I’ve known a few Scorpios and every one of them had a dark, angry, scary side lurking under the surface. The other characters better be careful around RD!
You do not want to be near a unicorn when it’s pissed off, let me tell ya!
Yeah, Scorpios are intense. Not my cup of tea.
You’ve never seen a scorpion in real? Oh, what a treat they are! I once lived in a place in Texas that was overrun with the damn things. Nasty little buggers. You know you have to move when all in one night you have two things happen, one, you are sitting on the john and for some reason look up to the ceiling and right overhead is one ready to fall into your lap. Then, while laying in bed reading you notice something move out of the corner of your eye and a huge one is crawling on your bed right towards you! Yeah, I moved soon after that.
I don’t think the Southwest would be my cup of tea at all. Scorpions, rattlesnakes, that infamous “dry heat”…. no thanks!
That’s why I moved out finally! Now I”m in the Great White North. No scorpions, no dry heat. The cold? Not so bad where I live. We get plenty of chinooks to warm our cold hearts. 😉
Of course, RD is a Scorpio. I love his swagger.
Hmmmm… maybe Rainbow Donkey should have done those Old Spice commercials. Not that he would ever need deodorant since unicorns always smell like rainbows….
That is a really good point about the Old Spice commercial. We should send them an email about it.
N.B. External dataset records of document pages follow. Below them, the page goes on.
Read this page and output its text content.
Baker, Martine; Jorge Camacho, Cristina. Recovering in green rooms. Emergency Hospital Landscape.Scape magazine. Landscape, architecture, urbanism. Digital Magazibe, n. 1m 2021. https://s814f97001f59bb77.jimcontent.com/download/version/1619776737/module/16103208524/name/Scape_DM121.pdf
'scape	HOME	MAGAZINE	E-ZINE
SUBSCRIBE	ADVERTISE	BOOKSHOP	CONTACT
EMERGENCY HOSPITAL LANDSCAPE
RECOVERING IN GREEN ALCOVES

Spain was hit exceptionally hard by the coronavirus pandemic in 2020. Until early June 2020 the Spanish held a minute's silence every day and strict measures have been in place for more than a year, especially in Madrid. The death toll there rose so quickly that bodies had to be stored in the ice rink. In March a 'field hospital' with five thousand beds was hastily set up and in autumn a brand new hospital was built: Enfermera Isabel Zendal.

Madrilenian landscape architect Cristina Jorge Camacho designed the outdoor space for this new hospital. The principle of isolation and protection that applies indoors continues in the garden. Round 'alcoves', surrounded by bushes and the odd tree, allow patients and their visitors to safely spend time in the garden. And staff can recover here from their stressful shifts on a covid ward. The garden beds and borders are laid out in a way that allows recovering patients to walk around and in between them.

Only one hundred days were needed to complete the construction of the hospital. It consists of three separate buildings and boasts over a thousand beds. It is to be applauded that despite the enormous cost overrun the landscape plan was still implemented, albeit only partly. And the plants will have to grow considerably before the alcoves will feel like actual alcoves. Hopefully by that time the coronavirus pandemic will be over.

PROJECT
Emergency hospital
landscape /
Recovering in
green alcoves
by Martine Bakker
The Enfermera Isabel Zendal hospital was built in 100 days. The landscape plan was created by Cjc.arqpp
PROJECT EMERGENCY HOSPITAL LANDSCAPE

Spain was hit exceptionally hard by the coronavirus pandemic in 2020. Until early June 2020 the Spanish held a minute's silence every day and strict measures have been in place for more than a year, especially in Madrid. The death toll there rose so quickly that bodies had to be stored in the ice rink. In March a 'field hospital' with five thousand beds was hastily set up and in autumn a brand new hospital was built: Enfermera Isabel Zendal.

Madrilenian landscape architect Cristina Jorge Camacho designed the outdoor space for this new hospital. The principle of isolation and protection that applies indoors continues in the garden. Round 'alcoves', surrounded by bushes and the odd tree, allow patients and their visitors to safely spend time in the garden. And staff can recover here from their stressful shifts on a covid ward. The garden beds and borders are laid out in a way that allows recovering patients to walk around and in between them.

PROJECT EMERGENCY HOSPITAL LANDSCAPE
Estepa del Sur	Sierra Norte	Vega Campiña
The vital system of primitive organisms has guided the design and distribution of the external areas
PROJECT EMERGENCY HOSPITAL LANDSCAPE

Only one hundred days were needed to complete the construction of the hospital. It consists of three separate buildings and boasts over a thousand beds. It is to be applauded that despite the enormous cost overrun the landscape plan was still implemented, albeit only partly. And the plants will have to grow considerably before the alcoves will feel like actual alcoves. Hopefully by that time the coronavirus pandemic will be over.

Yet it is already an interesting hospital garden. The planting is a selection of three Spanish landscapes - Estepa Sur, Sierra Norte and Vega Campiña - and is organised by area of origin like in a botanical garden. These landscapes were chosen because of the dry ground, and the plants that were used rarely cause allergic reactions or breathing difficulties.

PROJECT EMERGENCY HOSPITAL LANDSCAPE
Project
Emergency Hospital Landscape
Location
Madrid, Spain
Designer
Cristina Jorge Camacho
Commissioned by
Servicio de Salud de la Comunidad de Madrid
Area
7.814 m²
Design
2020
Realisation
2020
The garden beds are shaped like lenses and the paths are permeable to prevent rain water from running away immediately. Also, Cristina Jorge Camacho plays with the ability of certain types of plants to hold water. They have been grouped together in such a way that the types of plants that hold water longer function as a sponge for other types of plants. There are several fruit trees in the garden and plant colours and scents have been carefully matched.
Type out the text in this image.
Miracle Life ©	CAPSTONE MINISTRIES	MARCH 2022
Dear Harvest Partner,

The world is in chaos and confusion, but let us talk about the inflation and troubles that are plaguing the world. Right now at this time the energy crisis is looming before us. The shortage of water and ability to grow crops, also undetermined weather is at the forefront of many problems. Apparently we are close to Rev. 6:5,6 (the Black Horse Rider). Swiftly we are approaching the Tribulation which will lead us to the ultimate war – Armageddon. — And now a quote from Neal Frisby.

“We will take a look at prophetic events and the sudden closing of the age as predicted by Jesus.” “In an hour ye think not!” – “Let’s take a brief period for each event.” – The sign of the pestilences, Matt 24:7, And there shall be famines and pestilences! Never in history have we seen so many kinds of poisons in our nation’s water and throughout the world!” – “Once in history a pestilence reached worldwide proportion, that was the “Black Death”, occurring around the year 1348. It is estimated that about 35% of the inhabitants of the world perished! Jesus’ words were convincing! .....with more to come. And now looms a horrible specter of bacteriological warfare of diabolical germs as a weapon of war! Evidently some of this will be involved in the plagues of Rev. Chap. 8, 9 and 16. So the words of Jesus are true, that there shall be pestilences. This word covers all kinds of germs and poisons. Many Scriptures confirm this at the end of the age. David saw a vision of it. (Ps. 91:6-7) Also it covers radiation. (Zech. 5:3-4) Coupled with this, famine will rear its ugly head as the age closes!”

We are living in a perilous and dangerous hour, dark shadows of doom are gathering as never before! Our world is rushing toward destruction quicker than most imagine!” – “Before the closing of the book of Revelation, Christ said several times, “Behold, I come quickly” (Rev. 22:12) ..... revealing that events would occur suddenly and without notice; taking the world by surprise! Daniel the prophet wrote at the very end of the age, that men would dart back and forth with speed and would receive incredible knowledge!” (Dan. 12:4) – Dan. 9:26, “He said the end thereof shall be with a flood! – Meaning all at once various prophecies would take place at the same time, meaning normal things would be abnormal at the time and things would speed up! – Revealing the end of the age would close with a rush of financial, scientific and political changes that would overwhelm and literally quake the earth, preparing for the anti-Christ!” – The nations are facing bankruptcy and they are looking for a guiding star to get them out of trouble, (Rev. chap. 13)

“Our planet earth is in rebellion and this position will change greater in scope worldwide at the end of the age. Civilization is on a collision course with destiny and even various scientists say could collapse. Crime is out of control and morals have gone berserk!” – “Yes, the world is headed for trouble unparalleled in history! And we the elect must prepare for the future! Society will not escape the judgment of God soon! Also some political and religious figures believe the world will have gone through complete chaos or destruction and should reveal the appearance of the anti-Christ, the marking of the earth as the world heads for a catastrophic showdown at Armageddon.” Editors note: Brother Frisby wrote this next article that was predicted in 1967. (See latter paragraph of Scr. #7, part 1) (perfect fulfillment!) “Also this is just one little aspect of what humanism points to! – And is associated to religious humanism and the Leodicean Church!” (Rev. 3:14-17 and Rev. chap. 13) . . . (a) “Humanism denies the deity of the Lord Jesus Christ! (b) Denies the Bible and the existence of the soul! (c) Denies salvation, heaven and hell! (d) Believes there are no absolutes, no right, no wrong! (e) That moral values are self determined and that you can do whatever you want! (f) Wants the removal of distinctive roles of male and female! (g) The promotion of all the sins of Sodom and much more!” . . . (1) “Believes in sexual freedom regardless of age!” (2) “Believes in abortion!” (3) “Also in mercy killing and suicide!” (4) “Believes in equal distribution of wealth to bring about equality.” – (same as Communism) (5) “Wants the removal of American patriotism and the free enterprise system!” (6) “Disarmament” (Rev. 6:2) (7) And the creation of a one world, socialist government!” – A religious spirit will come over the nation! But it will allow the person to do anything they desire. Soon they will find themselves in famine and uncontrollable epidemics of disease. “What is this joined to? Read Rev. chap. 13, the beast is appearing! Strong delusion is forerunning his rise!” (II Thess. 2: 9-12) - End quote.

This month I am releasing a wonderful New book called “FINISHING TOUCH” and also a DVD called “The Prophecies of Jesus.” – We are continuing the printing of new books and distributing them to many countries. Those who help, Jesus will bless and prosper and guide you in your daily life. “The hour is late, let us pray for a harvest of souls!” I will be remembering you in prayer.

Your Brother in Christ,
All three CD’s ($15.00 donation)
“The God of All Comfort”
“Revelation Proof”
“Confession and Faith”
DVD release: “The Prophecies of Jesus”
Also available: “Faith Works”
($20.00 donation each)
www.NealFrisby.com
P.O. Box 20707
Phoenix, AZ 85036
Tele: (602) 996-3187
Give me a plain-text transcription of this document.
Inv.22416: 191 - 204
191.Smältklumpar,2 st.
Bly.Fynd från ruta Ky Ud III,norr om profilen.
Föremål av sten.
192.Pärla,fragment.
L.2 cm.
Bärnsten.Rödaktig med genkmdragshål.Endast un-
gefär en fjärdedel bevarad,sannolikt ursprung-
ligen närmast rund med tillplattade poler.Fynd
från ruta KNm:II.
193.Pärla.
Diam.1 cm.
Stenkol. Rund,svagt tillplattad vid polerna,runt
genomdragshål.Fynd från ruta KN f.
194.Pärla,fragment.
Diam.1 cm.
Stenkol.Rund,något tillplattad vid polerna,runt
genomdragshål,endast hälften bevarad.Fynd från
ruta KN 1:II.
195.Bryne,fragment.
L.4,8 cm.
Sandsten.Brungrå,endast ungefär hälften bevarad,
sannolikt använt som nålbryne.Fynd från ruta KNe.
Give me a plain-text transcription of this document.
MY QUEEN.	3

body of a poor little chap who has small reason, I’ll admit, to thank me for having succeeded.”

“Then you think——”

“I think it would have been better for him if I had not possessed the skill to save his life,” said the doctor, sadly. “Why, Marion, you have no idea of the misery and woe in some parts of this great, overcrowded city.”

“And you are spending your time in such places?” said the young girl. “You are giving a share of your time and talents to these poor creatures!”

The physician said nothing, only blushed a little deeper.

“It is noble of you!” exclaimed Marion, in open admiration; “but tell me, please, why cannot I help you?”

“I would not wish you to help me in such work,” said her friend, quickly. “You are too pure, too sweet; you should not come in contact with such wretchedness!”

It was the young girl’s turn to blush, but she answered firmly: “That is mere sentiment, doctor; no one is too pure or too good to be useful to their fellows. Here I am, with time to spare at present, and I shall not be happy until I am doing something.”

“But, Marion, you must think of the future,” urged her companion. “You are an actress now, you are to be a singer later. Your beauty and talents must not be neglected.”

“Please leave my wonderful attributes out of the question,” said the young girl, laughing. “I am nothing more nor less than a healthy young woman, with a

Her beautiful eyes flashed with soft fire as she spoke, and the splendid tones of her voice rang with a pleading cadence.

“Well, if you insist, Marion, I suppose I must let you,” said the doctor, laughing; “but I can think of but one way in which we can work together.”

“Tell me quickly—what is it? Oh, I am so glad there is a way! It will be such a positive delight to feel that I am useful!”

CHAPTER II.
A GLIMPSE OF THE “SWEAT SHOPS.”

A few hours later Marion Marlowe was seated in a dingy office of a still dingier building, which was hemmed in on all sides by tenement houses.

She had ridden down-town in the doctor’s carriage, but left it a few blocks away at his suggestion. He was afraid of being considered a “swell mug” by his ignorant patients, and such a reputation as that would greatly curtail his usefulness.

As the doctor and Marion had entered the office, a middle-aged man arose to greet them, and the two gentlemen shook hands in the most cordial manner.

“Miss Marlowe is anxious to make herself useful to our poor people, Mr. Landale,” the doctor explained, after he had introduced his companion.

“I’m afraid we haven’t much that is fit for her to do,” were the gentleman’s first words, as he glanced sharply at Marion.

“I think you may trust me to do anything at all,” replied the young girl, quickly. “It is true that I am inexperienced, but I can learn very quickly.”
They seem like the type of people who would appreciate Rainbow Donkey. 🙂
Scorpio is my moon sign and fits me better than my Leo sun sign…The Cancer acsendant balances it all…or explains the mess that I am. Thank you ES. Saggitarius next…
LOL… blame astrology. I love it…
Only four more left. How can we be so close to the end already?
I’m too amused to type a proper comment. 😀
That’s OK, we accept improper comments here! In fact, we encourage them!